When configuring a web-based kiosk for someone with Alzheimer’s disease, I wanted to start Chrome in full-screen kiosk mode.
Chrome full-screen kiosk mode
The secret for full-screen kiosk mode is to pass the -start-fullscreen command-line option. Thanks [WayBack] User ginomay89 – Super User for answering that in [WayBack] tablet – How to set Google Chrome to automatically open up and in full screen – Super User.
Finding chrome
At first I thought about differentiating on the chrome.exe location that you can find in the registry. This turned out to be depending on how you install Chrome:
- locally for the current user by a non-local-administrator user (by default the location is under
%LocalAppData%) - globally for all users by a local-administratator user (by default is under
%ProgramFiles(x86)%)
Oddly, there is no way (not even by denying UAC elevation!) for a local administrator to install Chrome for only the current user.
This is odd, as when non-local-administrator denies UAC, the installation is locally to the user.
Then I remembered there are two ways for Windows to find an application
- On the
PATH - Via the start menu (which includes anything on the
PATH)- Rob van der Woude explains this works for documents with extensions in [WayBack] Batch files – The START command: Windows NT 4/Windows 2000 Syntax
- I found out this works for plain application names as well; this might be handled through the “
AppUserModelId” values underHKEY_CLASSES_ROOT; one day I will further research this through [WayBack] Application User Model IDs (AppUserModelIDs) – Windows applications | Microsoft Docs.

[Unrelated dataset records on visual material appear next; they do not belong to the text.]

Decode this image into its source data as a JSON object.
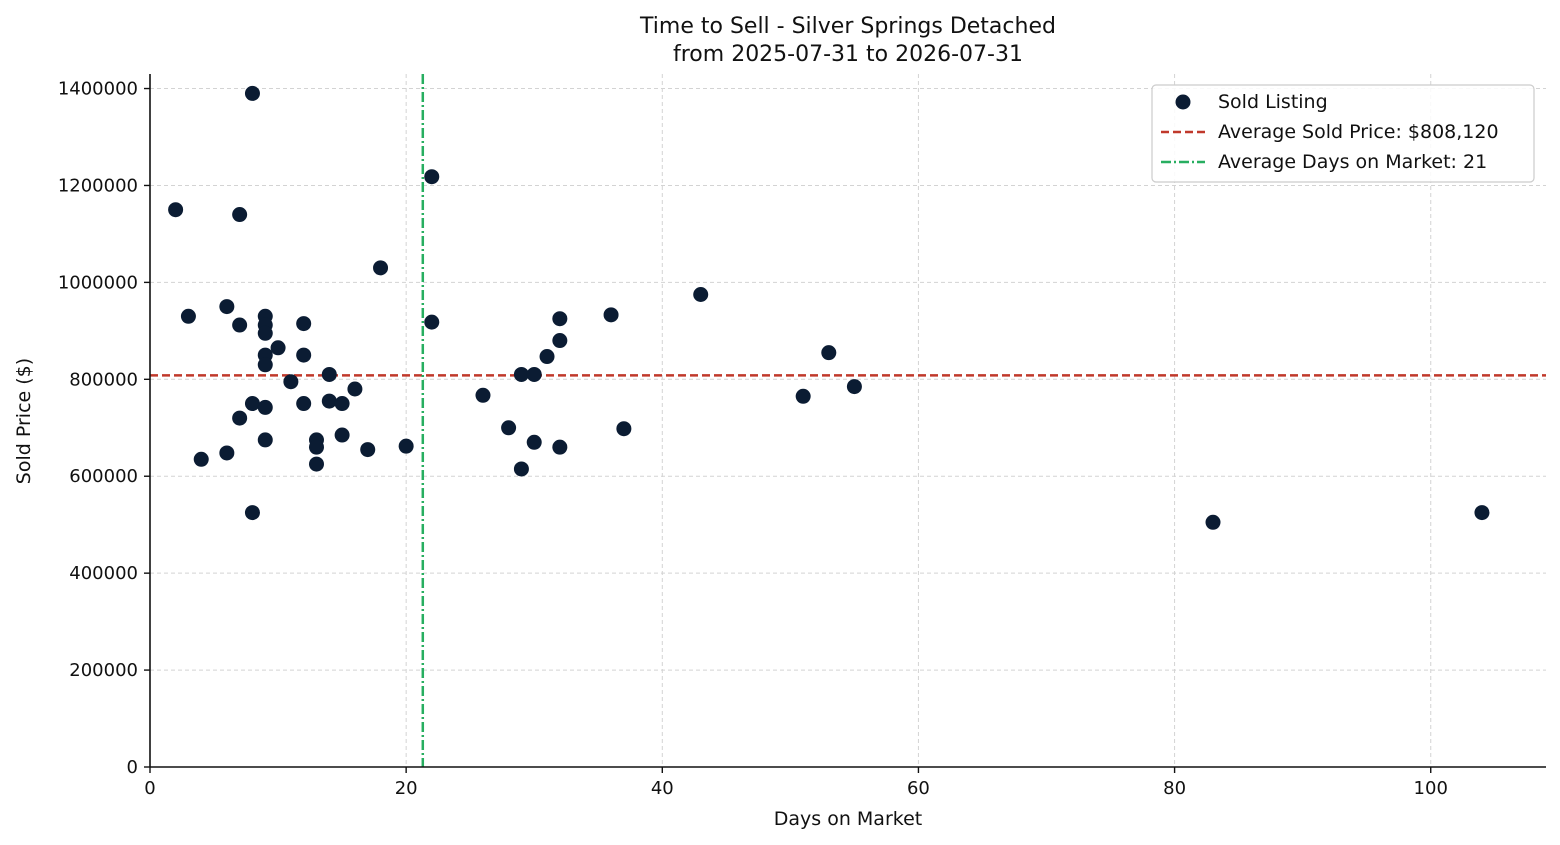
{
  "colors": {
    "points": "#0b1c33",
    "avg_price_line": "#c0392b",
    "avg_days_line": "#27ae60",
    "grid": "#d3d3d3",
    "axis": "#111111"
  },
  "chart_data": {
    "type": "scatter",
    "title_line1": "Time to Sell - Silver Springs Detached",
    "title_line2": "from 2025-07-31 to 2026-07-31",
    "xlabel": "Days on Market",
    "ylabel": "Sold Price ($)",
    "xlim": [
      0,
      109
    ],
    "ylim": [
      0,
      1430000
    ],
    "xticks": [
      0,
      20,
      40,
      60,
      80,
      100
    ],
    "yticks": [
      0,
      200000,
      400000,
      600000,
      800000,
      1000000,
      1200000,
      1400000
    ],
    "xtick_labels": [
      "0",
      "20",
      "40",
      "60",
      "80",
      "100"
    ],
    "ytick_labels": [
      "0",
      "200000",
      "400000",
      "600000",
      "800000",
      "1000000",
      "1200000",
      "1400000"
    ],
    "grid": true,
    "legend_position": "top-right",
    "series": [
      {
        "name": "Sold Listing",
        "points": [
          [
            2,
            1150000
          ],
          [
            3,
            930000
          ],
          [
            4,
            635000
          ],
          [
            6,
            950000
          ],
          [
            6,
            648000
          ],
          [
            7,
            1140000
          ],
          [
            7,
            912000
          ],
          [
            7,
            720000
          ],
          [
            8,
            1390000
          ],
          [
            8,
            750000
          ],
          [
            8,
            525000
          ],
          [
            9,
            930000
          ],
          [
            9,
            912000
          ],
          [
            9,
            895000
          ],
          [
            9,
            850000
          ],
          [
            9,
            830000
          ],
          [
            9,
            742000
          ],
          [
            9,
            675000
          ],
          [
            10,
            865000
          ],
          [
            11,
            795000
          ],
          [
            12,
            915000
          ],
          [
            12,
            850000
          ],
          [
            12,
            750000
          ],
          [
            13,
            675000
          ],
          [
            13,
            660000
          ],
          [
            13,
            625000
          ],
          [
            14,
            810000
          ],
          [
            14,
            755000
          ],
          [
            15,
            750000
          ],
          [
            15,
            685000
          ],
          [
            16,
            780000
          ],
          [
            17,
            655000
          ],
          [
            18,
            1030000
          ],
          [
            20,
            662000
          ],
          [
            22,
            1218000
          ],
          [
            22,
            918000
          ],
          [
            26,
            767000
          ],
          [
            28,
            700000
          ],
          [
            29,
            810000
          ],
          [
            29,
            615000
          ],
          [
            30,
            810000
          ],
          [
            30,
            670000
          ],
          [
            31,
            847000
          ],
          [
            32,
            925000
          ],
          [
            32,
            880000
          ],
          [
            32,
            660000
          ],
          [
            36,
            933000
          ],
          [
            37,
            698000
          ],
          [
            43,
            975000
          ],
          [
            51,
            765000
          ],
          [
            53,
            855000
          ],
          [
            55,
            785000
          ],
          [
            83,
            505000
          ],
          [
            104,
            525000
          ]
        ]
      }
    ],
    "reference_lines": [
      {
        "name": "Average Sold Price: $808,120",
        "orientation": "horizontal",
        "value": 808120,
        "style": "dashed"
      },
      {
        "name": "Average Days on Market: 21",
        "orientation": "vertical",
        "value": 21.3,
        "style": "dashdot"
      }
    ]
  }
}
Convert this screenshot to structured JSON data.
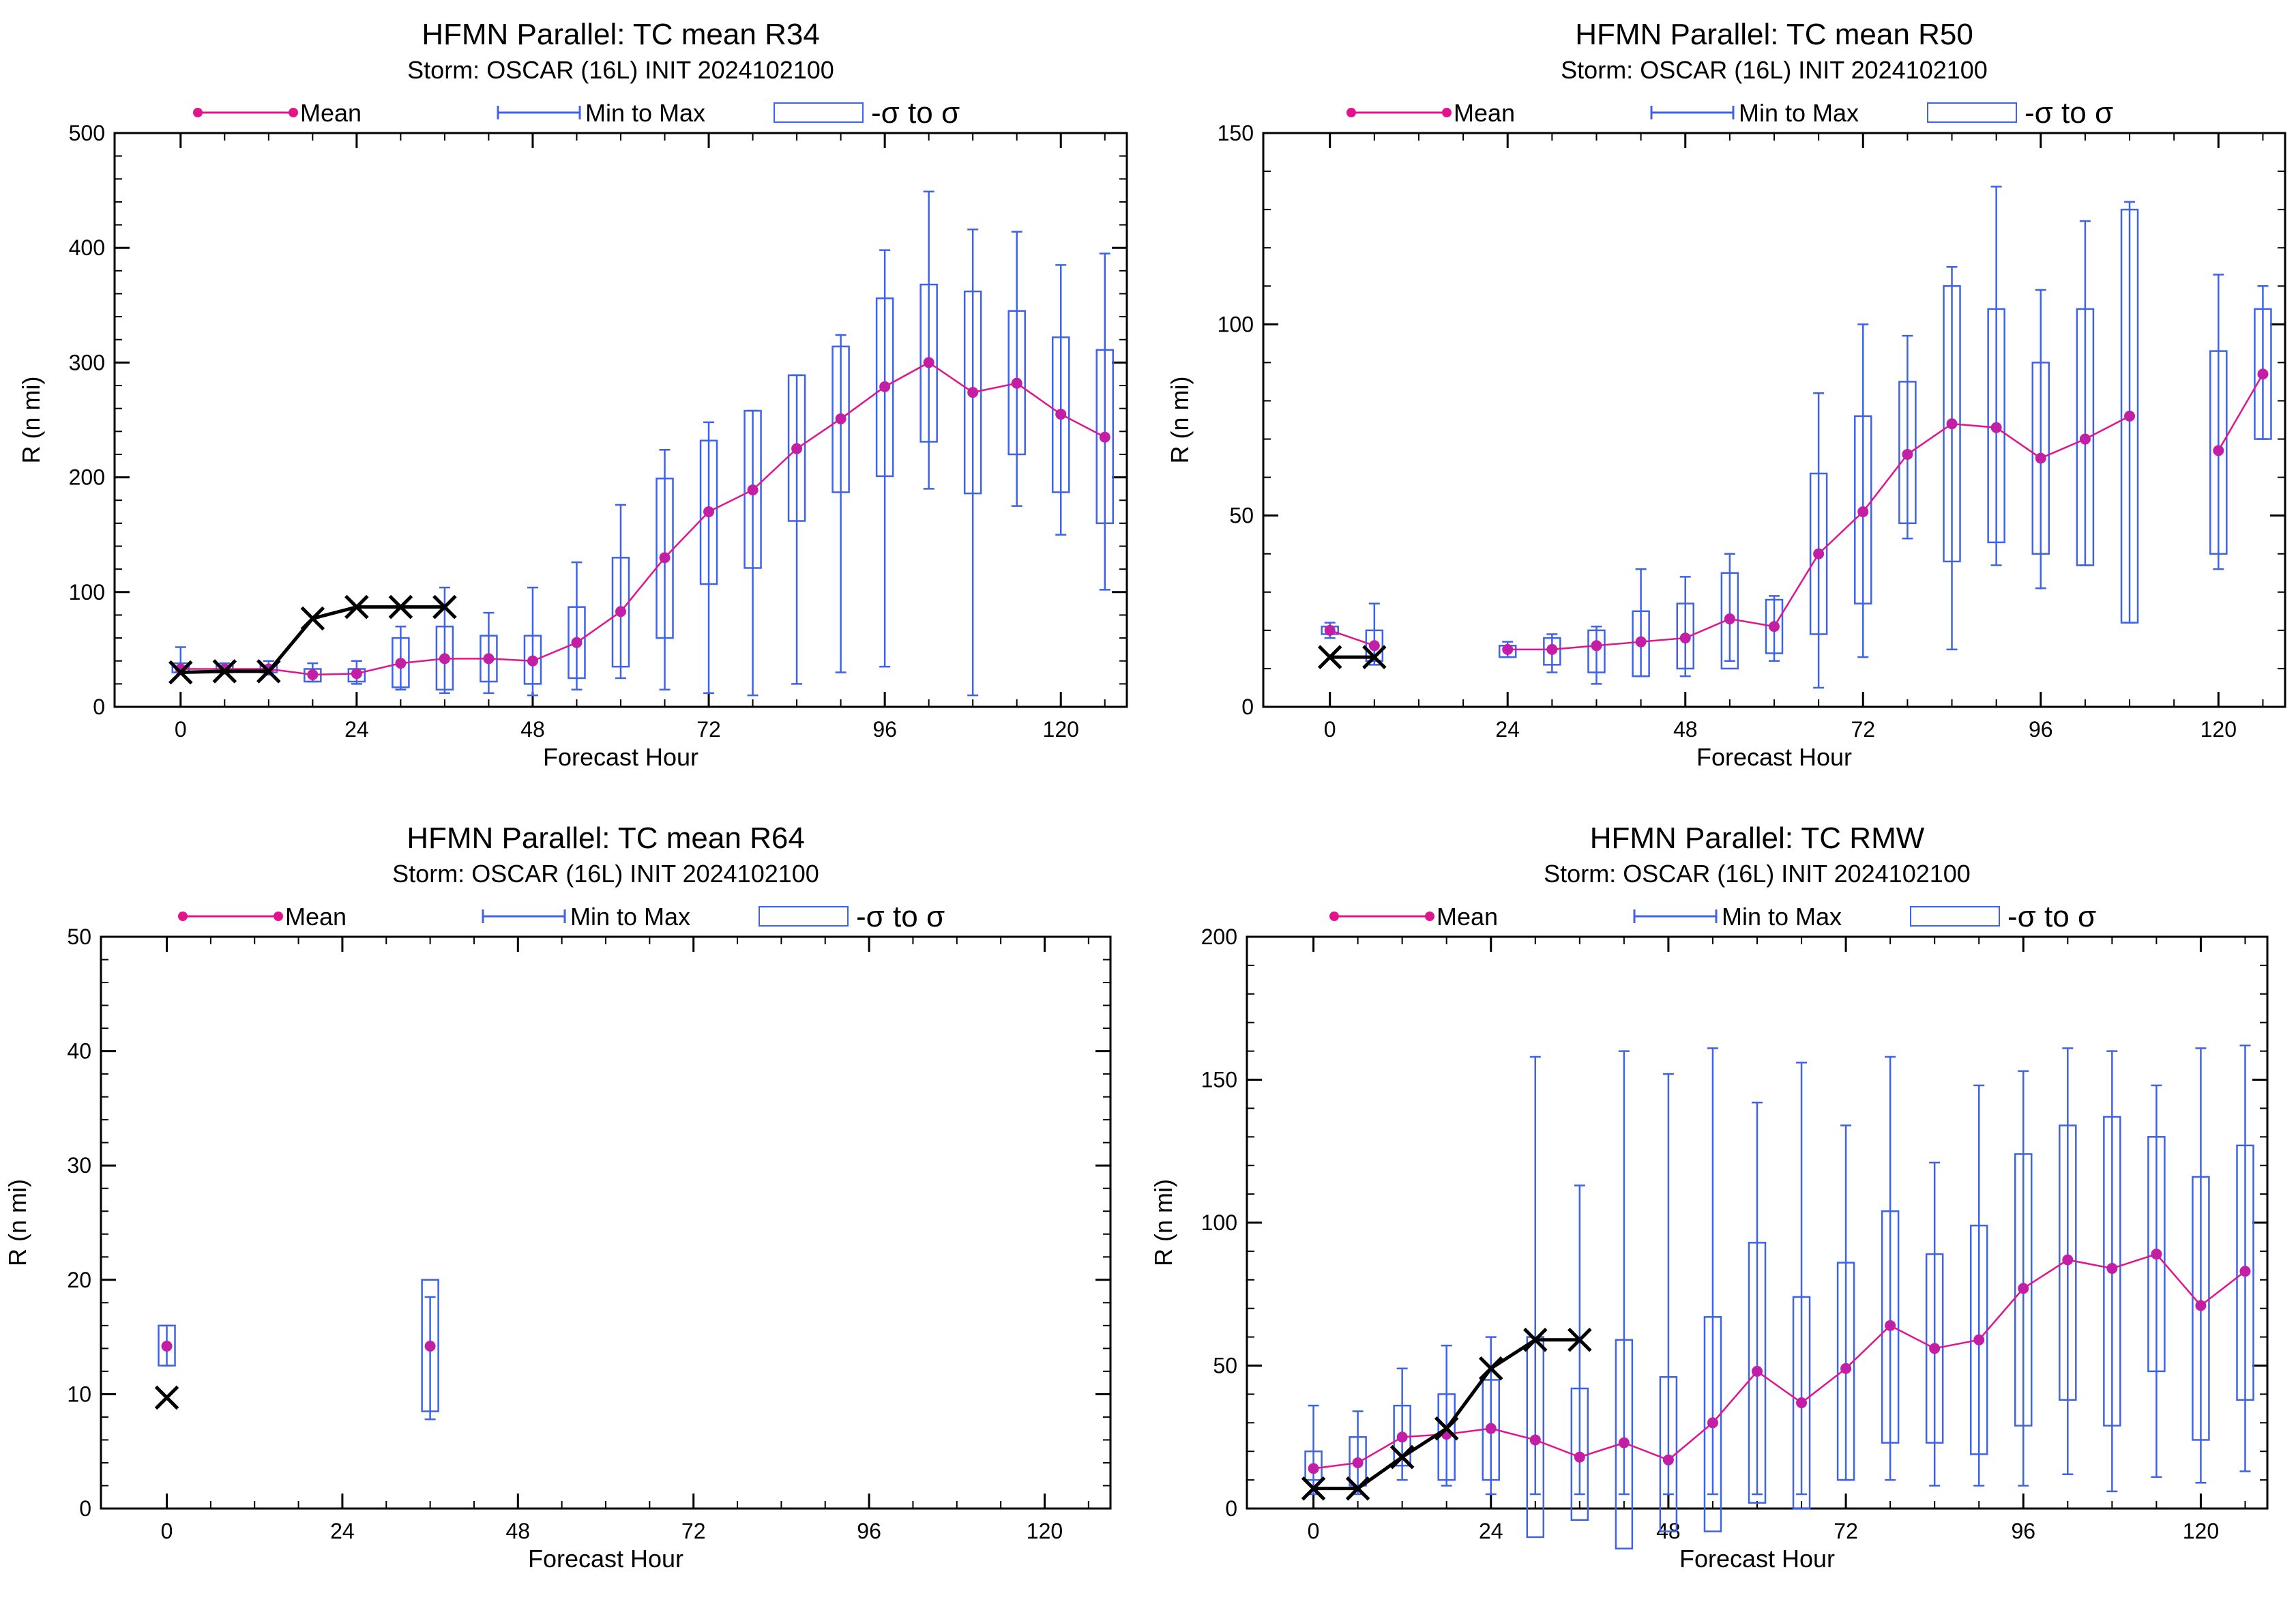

The cool thing is that the start command does the latter, so I came up with this batch file that starts chrome with the -start-fullscreen parameter that will initiate kiosk mode with the default chrome settings:
start "Chrome Kiosk Mode" chrome --start-fullscreen
In case I want to compare the registry settings
Basically sorting out the registry settings would mean parsing the references to chrome.exe (often with extra parameters) in the below registry key/value-name pairs.
One day I might need to do this for different reasons, but currently the start trick suffices.